Educating Sommeliers Worldwide.
By Beverage Trade Network
My dad used to make wine every year and transmitted his passion to me. It has always been fascinating to see how enthusiastic he was; furthermore, his wine was always on the table, every lunch and every dinner. After I attempted once to make wine with him, I decided to cultivate this passion more deeply - for this reason, I enrolled and further got the degree in a Sommelier program at the Associazione Italiana Sommelier (Italian Sommelier Association) in Palermo.
After gaining some experience, I decided to move to the US to improve my English skills for use my past knowledge around the globe and continue to learn from different perspectives.
This is a career where you learn something new every day and I continue to progress by making sure I taste as many different wines as I possibly can. Also, I try to keep track of all the appellations, any changes with the disciplinar, and methods of new world winemaking.
I take great pride in my role and seek to pair a great wine with the customer's dinner. My goal is to introduce them to new wines and make customers feel at home. Nonetheless, behind the scenes there are other tasks equally important, such as planning and developing the list, buying, pricing, inventory managing, and stock control, which also involves keeping the right temperatures of the service, and training.
Well, it all depends on various factors. It is important to have a deep understanding of the area that surrounds the restaurant, the kind of clientele - regulars and not, the restaurant's ideology and philosophy, the market with listing and pricing, and concluding with what the final goal is.
Creating and developing a good and trustworthy relationship, but also trying to get wines that follow the philosophy of the restaurant. I love to try everything, but it is also true that the restaurant's philosophy and the surrounding area play a core role.
Make sure that we do not have 86ed wines still on the list.
Focus on the orders for the week, what is available for purchase, are there any new wines back in stock at the supplier.
Bring a positive attitude once I hit the floor and it is time to welcome our guests!
How the new wine can fit inside the program. Trying to have a more comprehensive program is my goal, that way I can have wine for every palate.
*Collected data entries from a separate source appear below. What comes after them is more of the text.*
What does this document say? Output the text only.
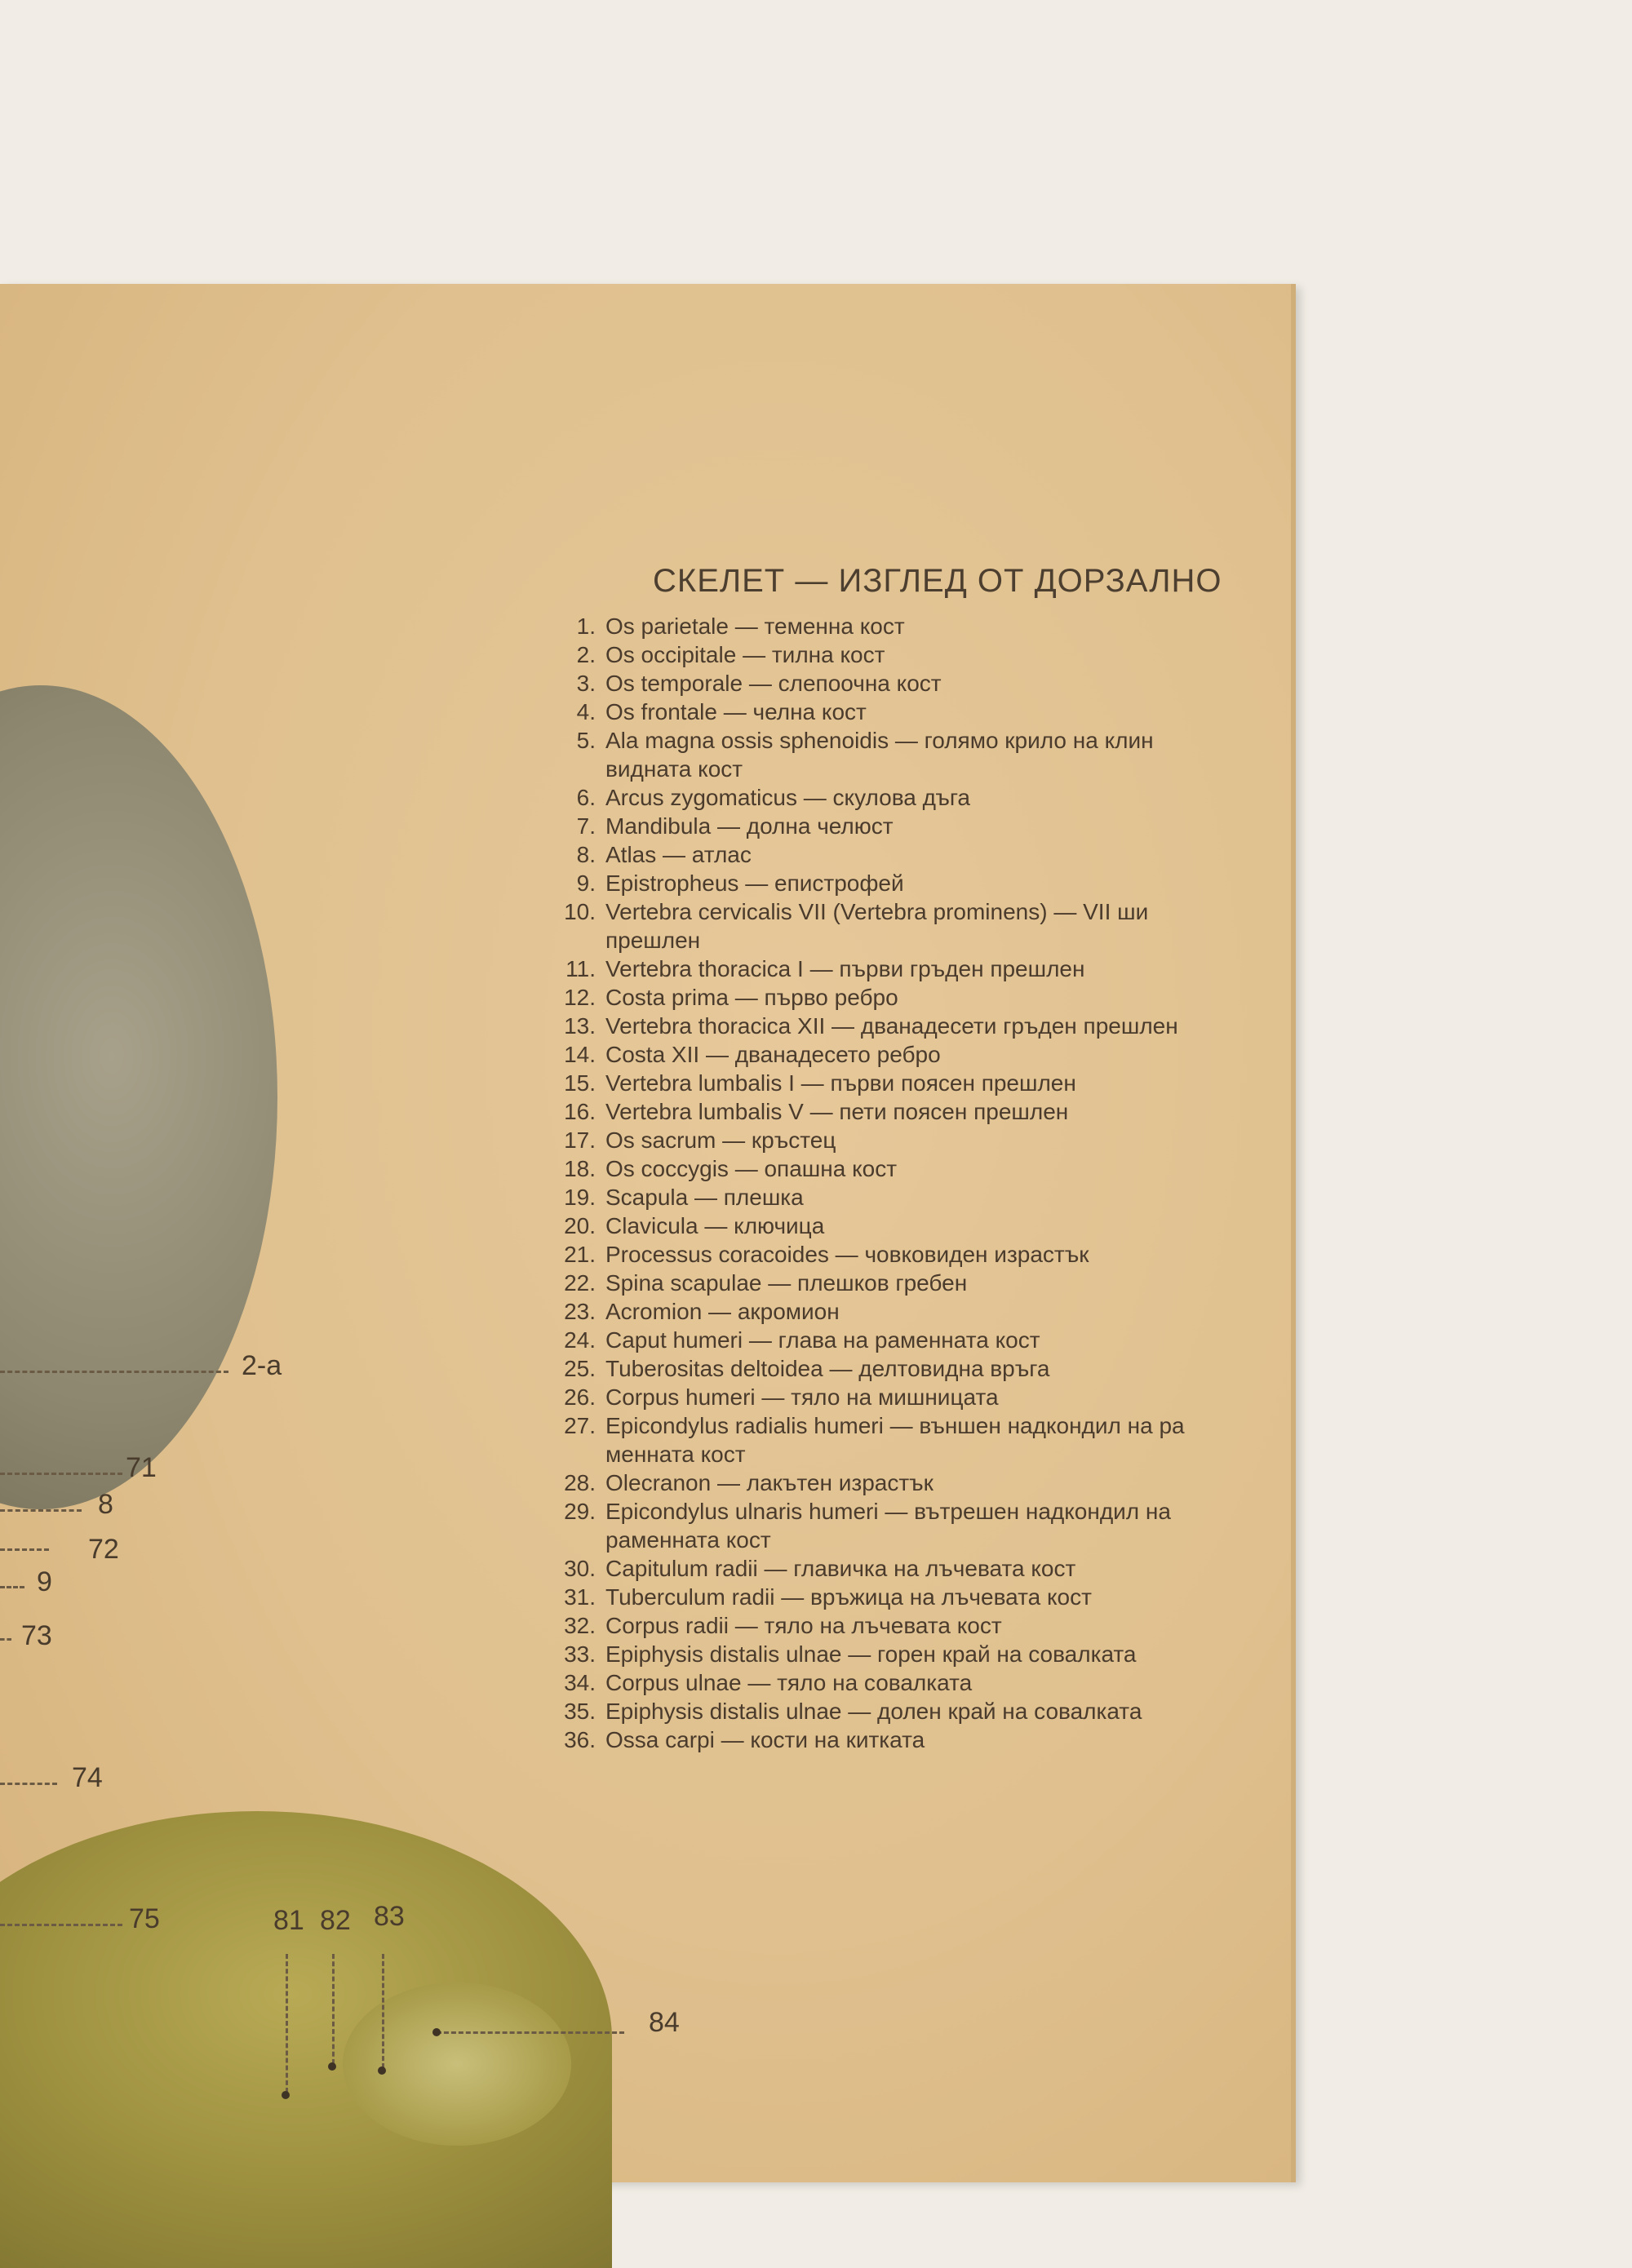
2-a
71
8
72
9
73
74
75	81 82 83
84
СКЕЛЕТ — ИЗГЛЕД ОТ ДОРЗАЛНО
1. Os parietale — теменна кост
2. Os occipitale — тилна кост
3. Os temporale — слепоочна кост
4. Os frontale — челна кост
5. Ala magna ossis sphenoidis — голямо крило на клин
видната кост
6. Arcus zygomaticus — скулова дъга
7. Mandibula — долна челюст
8. Atlas — атлас
9. Epistropheus — епистрофей
10. Vertebra cervicalis VII (Vertebra prominens) — VII ши
прешлен
11. Vertebra thoracica I — първи гръден прешлен
12. Costa prima — първо ребро
13. Vertebra thoracica XII — дванадесети гръден прешлен
14. Costa XII — дванадесето ребро
15. Vertebra lumbalis I — първи поясен прешлен
16. Vertebra lumbalis V — пети поясен прешлен
17. Os sacrum — кръстец
18. Os coccygis — опашна кост
19. Scapula — плешка
20. Clavicula — ключица
21. Processus coracoides — човковиден израстък
22. Spina scapulae — плешков гребен
23. Acromion — акромион
24. Caput humeri — глава на раменната кост
25. Tuberositas deltoidea — делтовидна връга
26. Corpus humeri — тяло на мишницата
27. Epicondylus radialis humeri — външен надкондил на ра
менната кост
28. Olecranon — лакътен израстък
29. Epicondylus ulnaris humeri — вътрешен надкондил на
раменната кост
30. Capitulum radii — главичка на лъчевата кост
31. Tuberculum radii — връжица на лъчевата кост
32. Corpus radii — тяло на лъчевата кост
33. Epiphysis distalis ulnae — горен край на совалката
34. Corpus ulnae — тяло на совалката
35. Epiphysis distalis ulnae — долен край на совалката
36. Ossa carpi — кости на китката
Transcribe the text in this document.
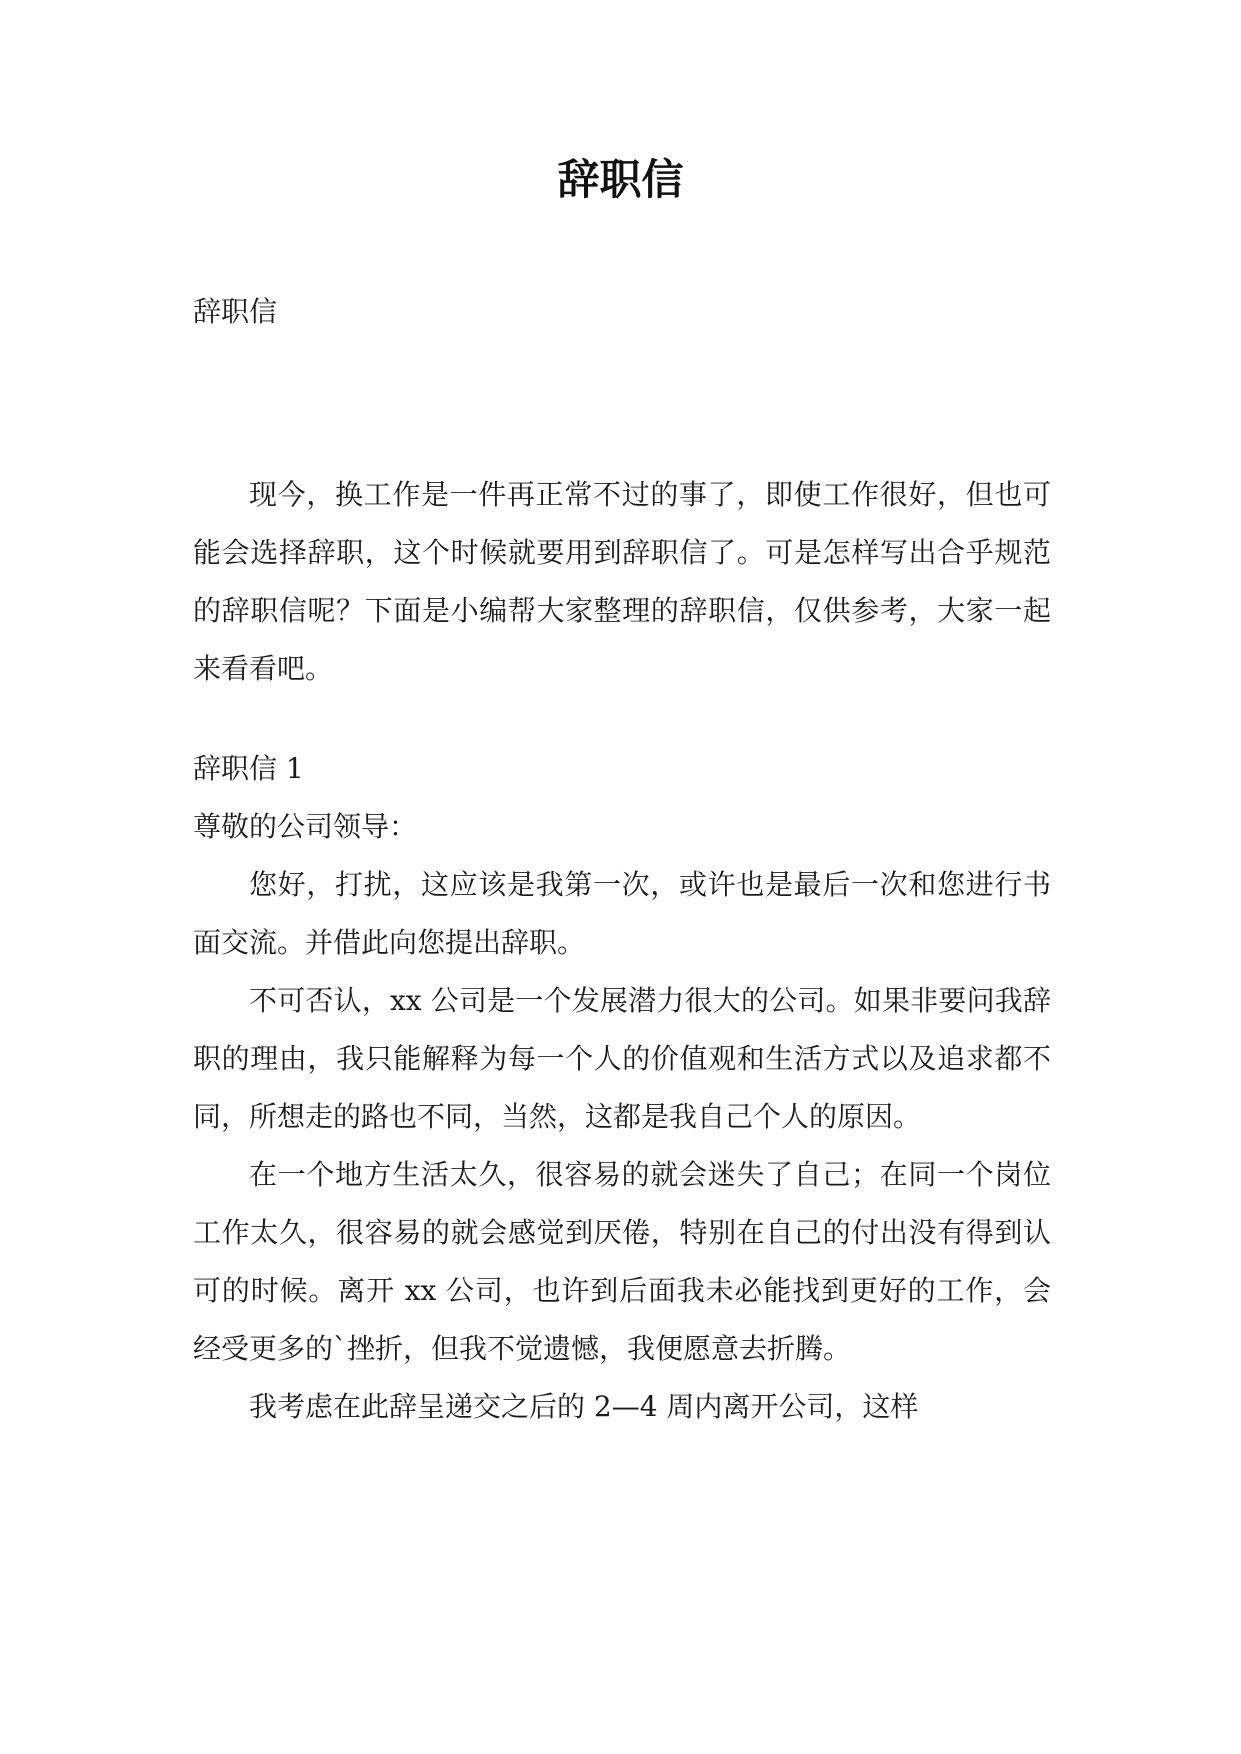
辞职信

辞职信

现今，换工作是一件再正常不过的事了，即使工作很好，但也可能会选择辞职，这个时候就要用到辞职信了。可是怎样写出合乎规范的辞职信呢？下面是小编帮大家整理的辞职信，仅供参考，大家一起来看看吧。

辞职信 1

尊敬的公司领导：

您好，打扰，这应该是我第一次，或许也是最后一次和您进行书面交流。并借此向您提出辞职。

不可否认，xx 公司是一个发展潜力很大的公司。如果非要问我辞职的理由，我只能解释为每一个人的价值观和生活方式以及追求都不同，所想走的路也不同，当然，这都是我自己个人的原因。

在一个地方生活太久，很容易的就会迷失了自己；在同一个岗位工作太久，很容易的就会感觉到厌倦，特别在自己的付出没有得到认可的时候。离开 xx 公司，也许到后面我未必能找到更好的工作，会经受更多的`挫折，但我不觉遗憾，我便愿意去折腾。

我考虑在此辞呈递交之后的 2—4 周内离开公司，这样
Another point I look at is the vintage of certain wines, maybe of wine I already have in the cellar but from different vintages, so I can also offer a vertical to the customers.
A good sommelier is the one who tries to get as close as possible to the taste of the customers. Empathy, politeness, humility and being eager to improve himself/herself are top qualities.
Surely what I look for when I have to evaluate the effectiveness of a wine program is the comprehensiveness of it. The world of wine is very extensive, especially now with the new world of wine making, and different ways and technologies to cultivate.
Generally, when we think about this profession, the skills that are expected are: having a good sense of smell and taste, and being knowledgeable. However, for me the most important skill is humility. One of the common mistakes professionals always make nowadays is to think that they know everything, but with humility you can continuously learn and thrive, not only as a sommelier, but for every kind of profession. As Socrates said "The only true wisdom is in knowing you know nothing."
Definitely, the best part of my job is to see happiness in the face of my customers after being helped in the selection of the wine.
The worst part is the long working hours that keep me and my family distant. No weekends or holidays.
If you had to pick one red and one white wine as your personal best, which wines would they be?
As white, I would definitely pick Millesulmare by Santa Maria la Nave winery. I love the idea of cultivating the ancient and mysterious Grecanico Dorato on the active volcano Etna.
For red it is much harder to pick one. So far, I guess my personal best is Château Pavie Saint-Émilion Grand Cru from the vintage 1998. However, I am a big fan of the Nebbiolo grape, so I am always conflicted between any Barbaresco and any Valtellina.
I had one of my favorite pairings when I was traveling in Verona for the Vinitaly. I searched for a very traditional restaurant and in there I got a Valpolicella Classico Superiore that I paired with donkey braised in Amarone wine. It was incredible! The best pairings are always the territorial ones. Following the same philosophy, mozzarella di bufala campana and Asprinio Di Aversa are phenomenal.